JEDDAH — With only six days left for the start of the annual hajj, Saudi officials at the Ministry of Health are making the rounds to ensure that all procedures designed to facilitate the arrival of two million pilgrims are in place.
“The Ministry of Health’s focus is on preventive measures. It follows global health issues through World Health Organization (WHO) and international health agencies in order to prepare most efficiently and effectively to minimize health risks,” the press release of the Center for International Communication (CIC) in Saudi Arabia stated, Saudi Gazette reported on August 13.
So far, a total of 1,302,192 pilgrims have arrived in Saudi, registering a nearly 6 percent increase compared to the same period last year, according to the Saudi Directorate General for Passports.
“Most importantly, no epidemic or quarantine diseases have been reported so far. However, the Ministry of Health is prepared to meet contingencies,” Hamad Al-Dowaila, Vice Minister of Health, said confidently.
In Madinah, 11 hospitals have been set up to provide services specifically to pilgrims, while others were prepared for emergencies. All hospitals are supported by 13 primary seasonal healthcare centers.
The Jeddah Health Affairs has assigned 115 doctors, technicians, and administrators to work in the Health Control Centre at Jeddah Islamic Port through which many pilgrims will arrive.

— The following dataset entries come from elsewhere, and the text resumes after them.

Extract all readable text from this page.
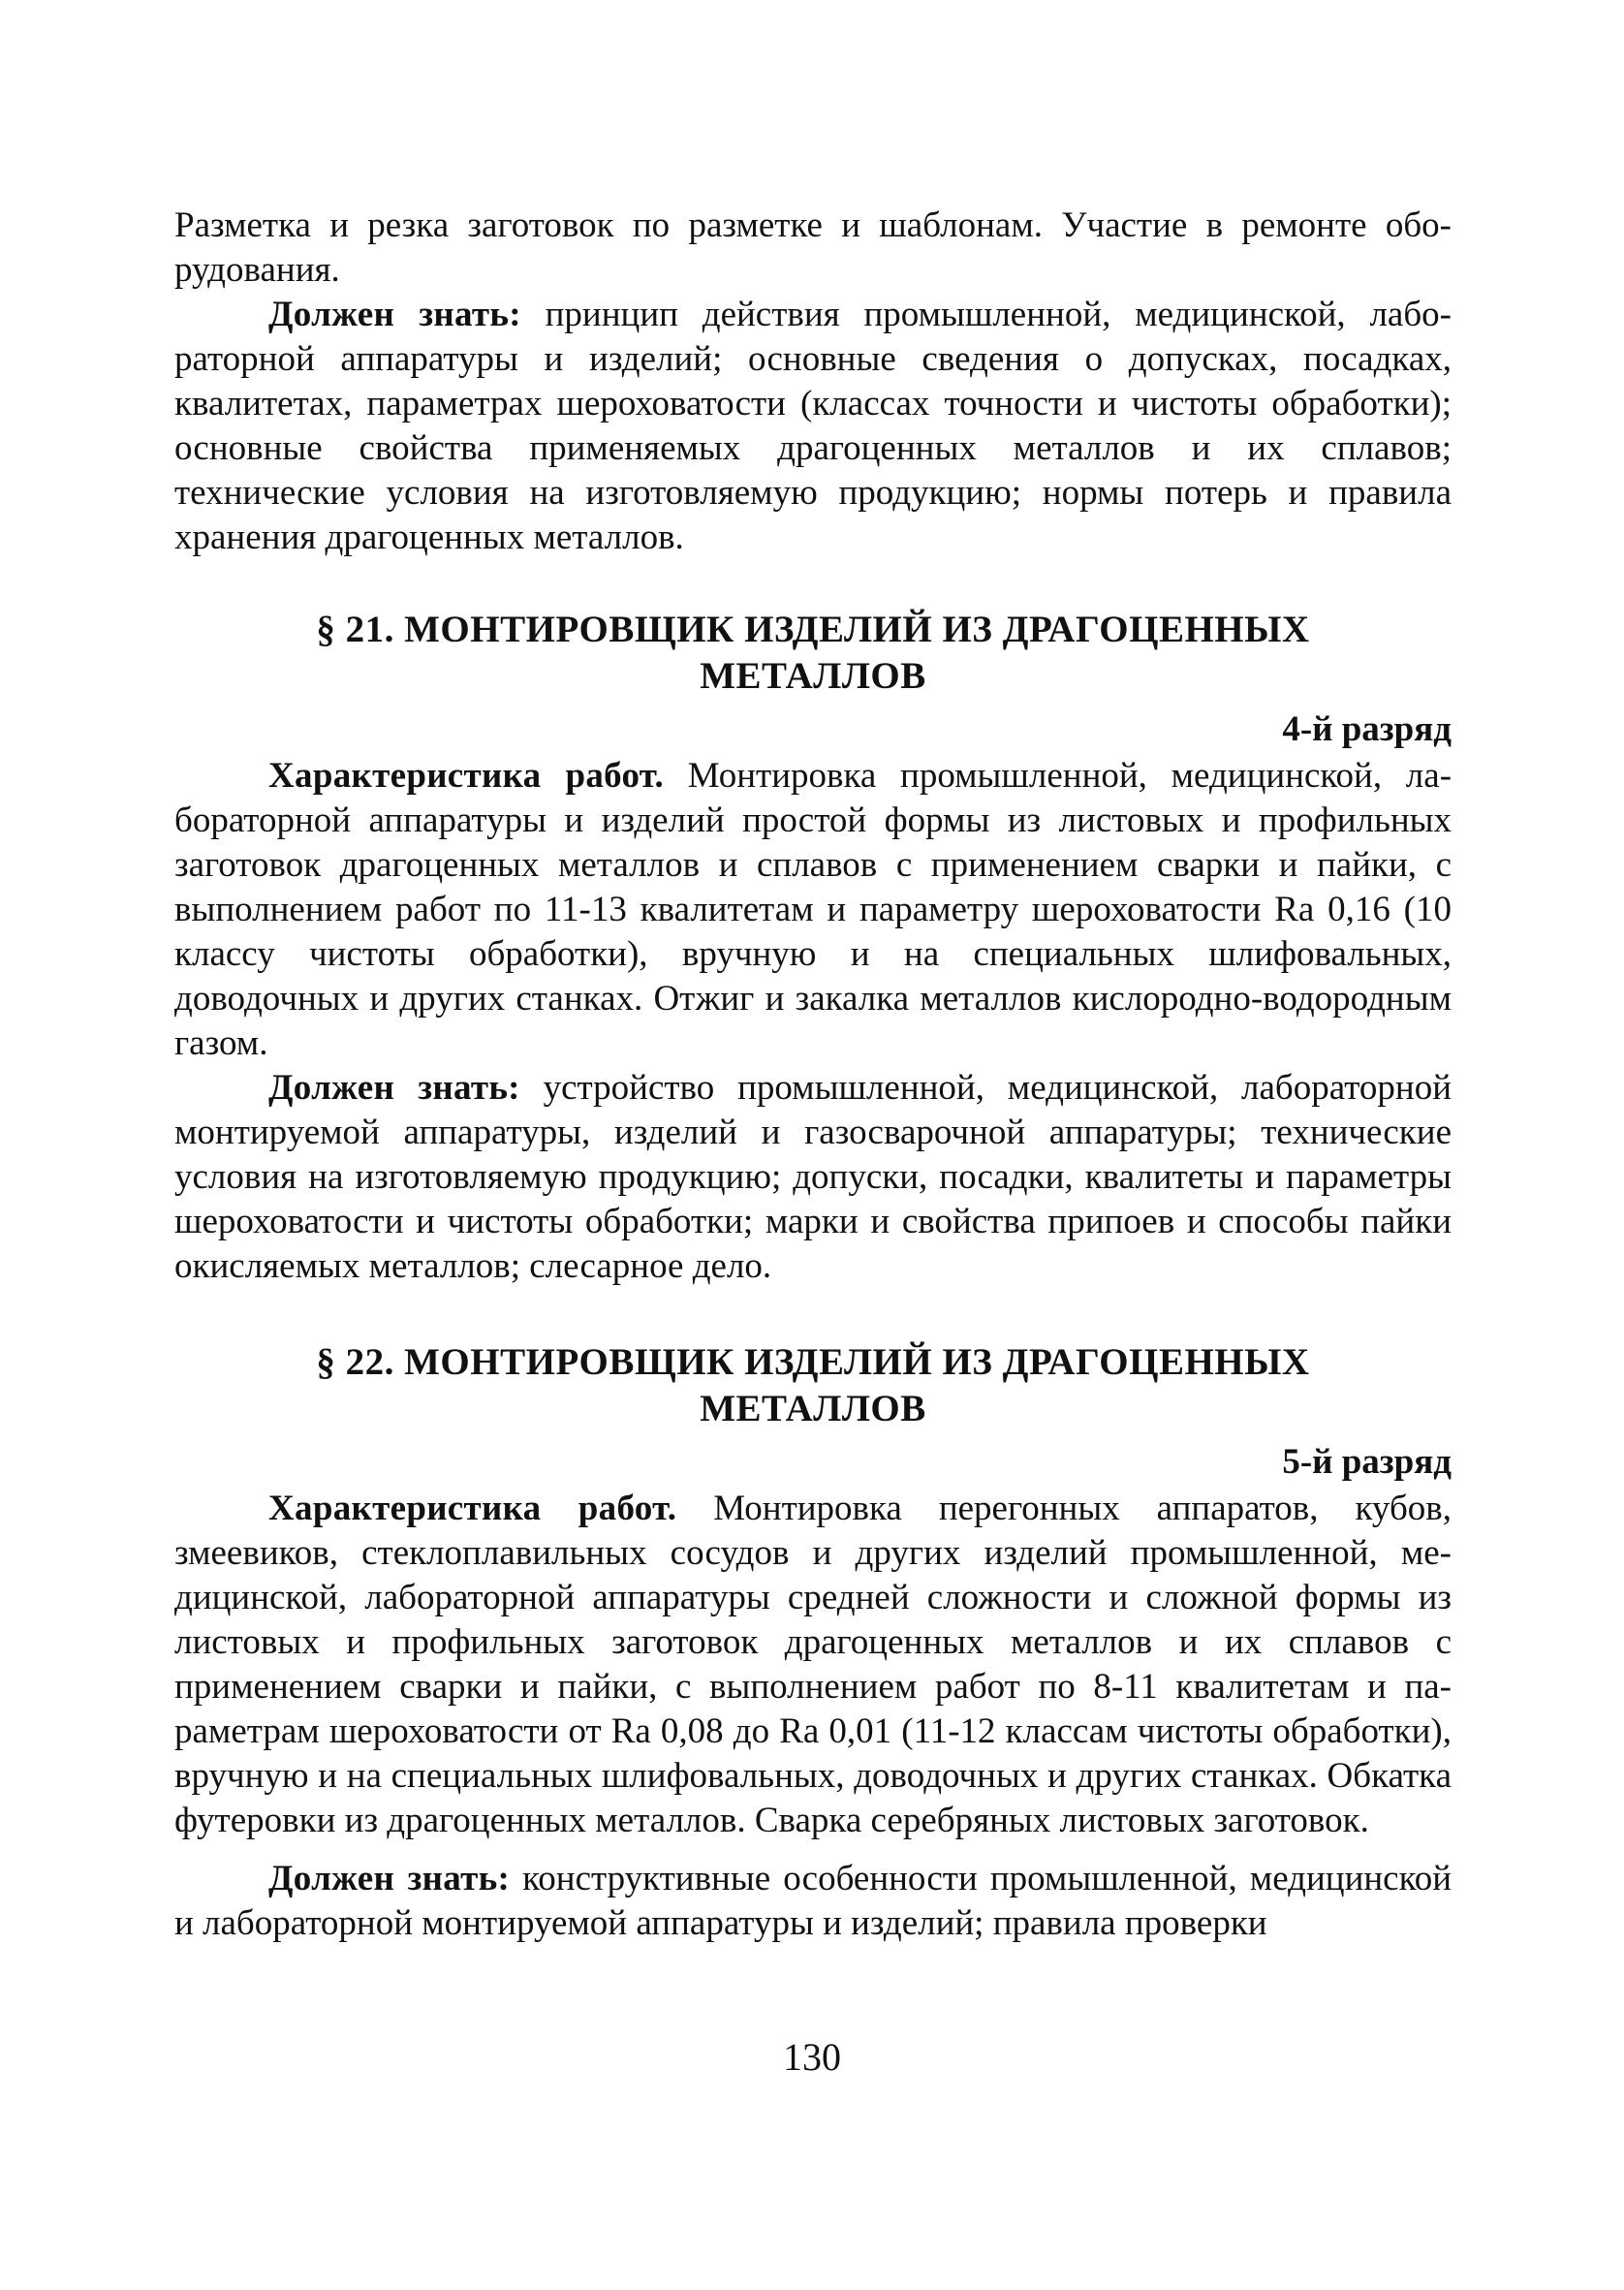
Разметка и резка заготовок по разметке и шаблонам. Участие в ремонте оборудования.

Должен знать: принцип действия промышленной, медицинской, лабораторной аппаратуры и изделий; основные сведения о допусках, посадках, квалитетах, параметрах шероховатости (классах точности и чистоты обработки); основные свойства применяемых драгоценных металлов и их сплавов; технические условия на изготовляемую продукцию; нормы потерь и правила хранения драгоценных металлов.

§ 21. МОНТИРОВЩИК ИЗДЕЛИЙ ИЗ ДРАГОЦЕННЫХ
МЕТАЛЛОВ
4-й разряд

Характеристика работ. Монтировка промышленной, медицинской, лабораторной аппаратуры и изделий простой формы из листовых и профильных заготовок драгоценных металлов и сплавов с применением сварки и пайки, с выполнением работ по 11-13 квалитетам и параметру шероховатости Ra 0,16 (10 классу чистоты обработки), вручную и на специальных шлифовальных, доводочных и других станках. Отжиг и закалка металлов кислородно-водородным газом.

Должен знать: устройство промышленной, медицинской, лабораторной монтируемой аппаратуры, изделий и газосварочной аппаратуры; технические условия на изготовляемую продукцию; допуски, посадки, квалитеты и параметры шероховатости и чистоты обработки; марки и свойства припоев и способы пайки окисляемых металлов; слесарное дело.

§ 22. МОНТИРОВЩИК ИЗДЕЛИЙ ИЗ ДРАГОЦЕННЫХ
МЕТАЛЛОВ
5-й разряд

Характеристика работ. Монтировка перегонных аппаратов, кубов, змеевиков, стеклоплавильных сосудов и других изделий промышленной, медицинской, лабораторной аппаратуры средней сложности и сложной формы из листовых и профильных заготовок драгоценных металлов и их сплавов с применением сварки и пайки, с выполнением работ по 8-11 квалитетам и параметрам шероховатости от Ra 0,08 до Ra 0,01 (11-12 классам чистоты обработки), вручную и на специальных шлифовальных, доводочных и других станках. Обкатка футеровки из драгоценных металлов. Сварка серебряных листовых заготовок.

Должен знать: конструктивные особенности промышленной, медицинской и лабораторной монтируемой аппаратуры и изделий; правила проверки

130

In addition to verifying health certificates of pilgrims arriving via the port, medicine, and required vaccines are also available till the end of Hajj on August 24.
Muslims from around the world pour into Makkah every year to perform hajj, one of the five pillars of Islam.
Hajj consists of several rituals, which are meant to symbolize the essential concepts of the Islamic faith, and to commemorate the trials of Prophet Abraham and his family, may Allah’s peace and blessings be upon them.
Every able-bodied adult Muslim who can financially afford the trip must perform hajj at least once in a lifetime.